Hologic addresses a broad spectrum of gynaecological, perinatal, aesthetic, skeletal and breast women’s health issues. To enhance this approach, Tracy Accardi, of Hologic, explained the importance of working closely with radiologists. ‘We are seeing the benefits of the significant level of investment we have been making over the last several years in bringing new products to the market. Within that, everything we do is around improving workflow for the radiologist and the technologist – and improving the experience for the patient. When you think about tomosynthesis, for example, everybody raises concern about the time it takes to read an image. We constantly work on image quality and continue to develop a detection process that takes in more information from a pixel perspective, but does not increase the time it takes to do the scan or read the image. This turns out to be a win for both the patient and the radiologist. When we talk about a focus on workflow improvements, we need to get smarter with how to help radiologists so they are comfortable that they have looked at everything they need to look at with tomosynthesis and are not overwhelmed by the amount of data. We have more than three years invested into looking at how to use deep learning to read the tomosynthesis data and direct radiologists to the things that they should be most concerned about.’
How could deep learning, artificial intelligence and big data work?
‘We make continuous investments to ensure we have broad mammography data sets representing full variations of density and diagnostic outcome. To make deep learning really work, the more data you have, the smarter your algorithms are, so we’re very focused on case collection. We know we will need thousands of known cancers with pathologically confirmed outcomes so that we can teach the algorithm how to find those occurrences in the data. We have developed the ability to grade how well our algorithms are working. I think our competitive edge is that we have developed a lot of knowledge over time about how to interpret mammography images, and have invested in learning how radiologists think and what they need to do deliver the best standard of care. We know that we need to look at all the ways that breast cancer presents itself. We want our algorithms to tell the difference between a mass that the radiologist should worry about and one that can be dismissed.’
Other than wait and see, how do you safely distinguish slow growing masses?
‘There are indications of a fast growing or aggressive cancer, for example the presence of spiculations or unusual vascularization in the image. If a mass is perfectly round and smooth walled it is most likely non-malignant and you can train your algorithms to know the difference. The more three-dimensional your data is – and tomosynthesis is a perfect example – the better your algorithm can be. The radiologist needs to be able to focus on the observations where the algorithm cannot be positive.’
Might deep learning replace the radiologist?
With deep learning, you have to make very sure you are asking the algorithm the right questions, otherwise you don’t get the right answersTracy C Accardi
‘From a deep learning perspective, the space was held back for a long time given available tools and limited processing capability. Developments over the last several years have delivered significant improvement at reasonable cost in both areas. I believe we’ll see significant industry investment in delivering the promise of deep learning to the radiologist, and I’m very excited about that. What I’m fascinated about is that, with deep learning, you have to make very sure you are asking the algorithm the right questions, otherwise you don’t get the right answers. It sounds very simple, but you can otherwise fool yourself about what you think the algorithm is telling you. We have invested a lot of time speaking with radiologists around the world about how they want to see deep learning help them with questions that they want to try to answer. Deep learning is not about replacing the radiologist, it’s about making radiologists as efficient and positive as they can be about their diagnoses, and perhaps not having to look at 40-50% of the images that are not going to be a problem. Giving the radiologists the ability to confidently focus on just the cases that are flagged with issues is the primary goal.’
Do you see more adopters, or will process be slow?

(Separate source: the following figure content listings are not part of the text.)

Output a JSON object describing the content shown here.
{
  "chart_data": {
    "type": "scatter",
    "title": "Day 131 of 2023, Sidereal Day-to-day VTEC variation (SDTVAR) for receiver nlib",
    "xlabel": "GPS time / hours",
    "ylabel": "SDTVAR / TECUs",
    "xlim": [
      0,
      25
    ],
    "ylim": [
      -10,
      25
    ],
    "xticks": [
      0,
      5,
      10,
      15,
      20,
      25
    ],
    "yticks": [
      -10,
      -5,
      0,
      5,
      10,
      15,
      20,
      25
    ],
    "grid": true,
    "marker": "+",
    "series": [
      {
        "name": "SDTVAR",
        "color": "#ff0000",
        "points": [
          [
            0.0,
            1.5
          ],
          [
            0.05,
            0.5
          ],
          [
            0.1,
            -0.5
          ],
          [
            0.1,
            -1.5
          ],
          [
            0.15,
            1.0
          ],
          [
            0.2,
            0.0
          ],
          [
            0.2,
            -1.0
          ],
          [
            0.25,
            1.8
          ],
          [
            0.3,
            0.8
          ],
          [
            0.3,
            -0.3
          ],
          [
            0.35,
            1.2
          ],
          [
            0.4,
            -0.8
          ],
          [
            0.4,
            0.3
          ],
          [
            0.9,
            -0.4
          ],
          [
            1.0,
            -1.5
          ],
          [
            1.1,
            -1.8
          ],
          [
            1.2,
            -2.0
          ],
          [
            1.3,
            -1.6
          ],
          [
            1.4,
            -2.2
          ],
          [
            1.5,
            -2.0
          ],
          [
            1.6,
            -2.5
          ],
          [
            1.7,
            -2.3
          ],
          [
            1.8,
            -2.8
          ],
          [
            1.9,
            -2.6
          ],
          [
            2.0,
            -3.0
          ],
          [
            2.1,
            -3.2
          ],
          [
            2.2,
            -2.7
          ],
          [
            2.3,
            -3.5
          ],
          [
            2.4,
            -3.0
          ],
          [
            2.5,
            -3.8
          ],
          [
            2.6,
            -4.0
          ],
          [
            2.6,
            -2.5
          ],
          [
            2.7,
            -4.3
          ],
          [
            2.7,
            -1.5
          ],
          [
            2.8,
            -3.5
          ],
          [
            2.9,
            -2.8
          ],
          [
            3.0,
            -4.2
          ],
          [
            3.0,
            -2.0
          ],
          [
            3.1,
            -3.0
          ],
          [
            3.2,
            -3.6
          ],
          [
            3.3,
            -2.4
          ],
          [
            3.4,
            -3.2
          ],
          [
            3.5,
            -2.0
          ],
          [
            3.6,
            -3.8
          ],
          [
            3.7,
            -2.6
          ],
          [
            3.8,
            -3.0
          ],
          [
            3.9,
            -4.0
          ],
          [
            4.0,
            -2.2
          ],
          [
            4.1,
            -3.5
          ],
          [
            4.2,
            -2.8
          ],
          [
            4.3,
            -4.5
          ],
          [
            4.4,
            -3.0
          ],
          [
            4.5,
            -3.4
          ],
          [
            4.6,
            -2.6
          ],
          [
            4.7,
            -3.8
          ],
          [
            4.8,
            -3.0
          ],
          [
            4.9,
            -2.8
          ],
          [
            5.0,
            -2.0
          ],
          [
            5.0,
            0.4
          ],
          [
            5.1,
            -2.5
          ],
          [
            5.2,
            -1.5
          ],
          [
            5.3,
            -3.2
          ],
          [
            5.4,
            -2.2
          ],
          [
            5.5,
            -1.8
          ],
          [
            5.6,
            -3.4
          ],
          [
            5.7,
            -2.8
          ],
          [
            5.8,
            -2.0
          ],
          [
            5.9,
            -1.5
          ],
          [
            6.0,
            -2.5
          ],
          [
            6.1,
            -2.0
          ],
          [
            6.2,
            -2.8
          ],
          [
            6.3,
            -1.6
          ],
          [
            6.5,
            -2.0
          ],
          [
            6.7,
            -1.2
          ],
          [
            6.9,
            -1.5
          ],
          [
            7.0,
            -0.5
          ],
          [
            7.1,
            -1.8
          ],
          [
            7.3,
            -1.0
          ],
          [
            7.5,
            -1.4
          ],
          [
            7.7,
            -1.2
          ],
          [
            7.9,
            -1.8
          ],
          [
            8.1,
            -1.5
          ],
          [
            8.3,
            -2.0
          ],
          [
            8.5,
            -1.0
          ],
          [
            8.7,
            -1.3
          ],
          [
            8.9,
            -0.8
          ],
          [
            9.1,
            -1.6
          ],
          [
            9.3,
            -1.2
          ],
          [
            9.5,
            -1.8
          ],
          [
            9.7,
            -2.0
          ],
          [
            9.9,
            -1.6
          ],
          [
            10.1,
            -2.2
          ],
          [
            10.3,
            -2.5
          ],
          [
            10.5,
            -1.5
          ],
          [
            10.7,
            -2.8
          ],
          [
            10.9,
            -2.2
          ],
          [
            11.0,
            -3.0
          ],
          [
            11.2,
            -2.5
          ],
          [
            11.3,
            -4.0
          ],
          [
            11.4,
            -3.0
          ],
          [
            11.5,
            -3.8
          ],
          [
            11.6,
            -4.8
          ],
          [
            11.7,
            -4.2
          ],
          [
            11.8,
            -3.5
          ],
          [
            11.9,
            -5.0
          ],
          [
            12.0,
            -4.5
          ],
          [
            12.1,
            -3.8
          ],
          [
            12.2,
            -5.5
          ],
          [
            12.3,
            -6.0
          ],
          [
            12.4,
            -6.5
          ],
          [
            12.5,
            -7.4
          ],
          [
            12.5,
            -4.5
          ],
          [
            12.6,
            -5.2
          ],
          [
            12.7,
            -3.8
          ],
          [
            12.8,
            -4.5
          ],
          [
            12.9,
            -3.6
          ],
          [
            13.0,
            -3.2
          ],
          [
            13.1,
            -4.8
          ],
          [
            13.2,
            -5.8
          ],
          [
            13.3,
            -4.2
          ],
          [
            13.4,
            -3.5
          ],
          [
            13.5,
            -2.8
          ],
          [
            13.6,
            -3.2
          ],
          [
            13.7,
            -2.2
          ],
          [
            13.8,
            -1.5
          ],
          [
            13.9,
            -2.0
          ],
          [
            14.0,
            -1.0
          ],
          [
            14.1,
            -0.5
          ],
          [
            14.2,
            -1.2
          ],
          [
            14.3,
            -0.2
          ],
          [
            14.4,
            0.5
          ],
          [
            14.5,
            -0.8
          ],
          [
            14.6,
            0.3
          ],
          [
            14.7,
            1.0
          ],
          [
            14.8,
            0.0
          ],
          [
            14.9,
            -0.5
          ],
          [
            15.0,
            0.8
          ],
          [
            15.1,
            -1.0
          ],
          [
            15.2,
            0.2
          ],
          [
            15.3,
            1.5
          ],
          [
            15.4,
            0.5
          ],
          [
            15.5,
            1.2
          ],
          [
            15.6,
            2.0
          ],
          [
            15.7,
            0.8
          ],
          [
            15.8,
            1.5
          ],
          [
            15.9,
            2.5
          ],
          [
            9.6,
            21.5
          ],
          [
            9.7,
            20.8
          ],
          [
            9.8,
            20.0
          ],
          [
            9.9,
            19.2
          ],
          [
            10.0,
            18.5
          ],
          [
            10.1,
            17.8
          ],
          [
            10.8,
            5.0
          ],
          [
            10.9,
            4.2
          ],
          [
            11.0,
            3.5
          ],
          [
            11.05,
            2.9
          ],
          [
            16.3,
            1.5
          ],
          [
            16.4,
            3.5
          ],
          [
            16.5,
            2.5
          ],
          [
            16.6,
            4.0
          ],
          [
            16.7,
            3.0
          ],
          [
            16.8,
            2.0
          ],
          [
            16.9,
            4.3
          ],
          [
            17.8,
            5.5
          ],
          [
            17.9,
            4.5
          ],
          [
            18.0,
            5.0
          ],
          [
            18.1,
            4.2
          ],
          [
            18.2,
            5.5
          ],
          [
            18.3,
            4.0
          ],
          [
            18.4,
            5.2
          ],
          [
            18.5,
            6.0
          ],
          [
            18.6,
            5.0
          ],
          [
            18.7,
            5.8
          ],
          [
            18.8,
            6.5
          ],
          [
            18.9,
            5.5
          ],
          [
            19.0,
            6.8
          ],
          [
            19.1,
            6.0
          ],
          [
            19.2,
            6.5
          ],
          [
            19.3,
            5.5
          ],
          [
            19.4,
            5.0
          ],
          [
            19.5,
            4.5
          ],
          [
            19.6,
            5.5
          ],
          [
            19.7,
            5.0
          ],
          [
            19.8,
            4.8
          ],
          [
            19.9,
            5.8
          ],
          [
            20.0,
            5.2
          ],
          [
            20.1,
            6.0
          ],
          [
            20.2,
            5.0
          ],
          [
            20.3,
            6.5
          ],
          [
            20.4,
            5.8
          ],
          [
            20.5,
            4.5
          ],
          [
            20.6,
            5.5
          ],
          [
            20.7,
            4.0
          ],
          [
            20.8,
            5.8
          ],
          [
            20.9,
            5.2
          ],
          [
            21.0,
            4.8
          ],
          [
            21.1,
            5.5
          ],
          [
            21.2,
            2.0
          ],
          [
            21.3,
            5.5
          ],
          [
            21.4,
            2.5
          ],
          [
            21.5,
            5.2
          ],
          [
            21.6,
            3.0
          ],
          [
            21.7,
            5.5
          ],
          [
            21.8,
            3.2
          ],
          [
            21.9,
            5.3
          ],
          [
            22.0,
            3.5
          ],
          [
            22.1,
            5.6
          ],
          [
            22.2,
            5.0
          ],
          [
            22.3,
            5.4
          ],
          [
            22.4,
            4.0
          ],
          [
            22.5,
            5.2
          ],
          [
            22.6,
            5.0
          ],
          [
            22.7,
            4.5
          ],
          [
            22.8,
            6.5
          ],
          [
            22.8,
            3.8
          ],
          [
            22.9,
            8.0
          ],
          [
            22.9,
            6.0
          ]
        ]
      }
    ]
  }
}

‘While capabilities of deep learning are being felt all around us in our daily lives – I anticipate that adoption in the interpretation of mammography will be relatively slow because the radiologist, quite rightly, needs to be extremely confident. At Hologic, we are completely committed to delivering solutions that gain that level of confidence.’
What is the next step?
‘Our focus is on continuously amassing fully validated tomosynthesis images, consulting with radiologists and training our algorithms to establish clinical support and comprehensive claims. We will build toward our future with deep learning. I firmly believe that deep learning is critical to globally transform breast patient care through insight-driven, innovative solutions.’
In 2014 Tracy C Accardi MSc (MEng) joined Hologic as Vice President of Global Research and Development at the Breast and Skeletal Health Division, where she leads a globally diverse team of 220 engineers and scientists, to develop systems for 2-D and 3-D mammography, breast diagnosis/biopsy, and bone densitometry. Prior to this appointment, she was Chief Technology Officer at OmniGuide Surgical for two years, leading development and marketing of advanced surgical energy solutions for minimally invasive surgery. Earlier roles include those at MedNest Consulting, Coviedien, Codman & Shurtleff (a division of Johnson & Johnson), Philips Healthcare and General Electric (GE). Among other commitments, Tracy Accardi is on the board of ‘A Better Chance’, a non-profit organisation in New York City committed to the education of academically talented, promising young women from under-served communities.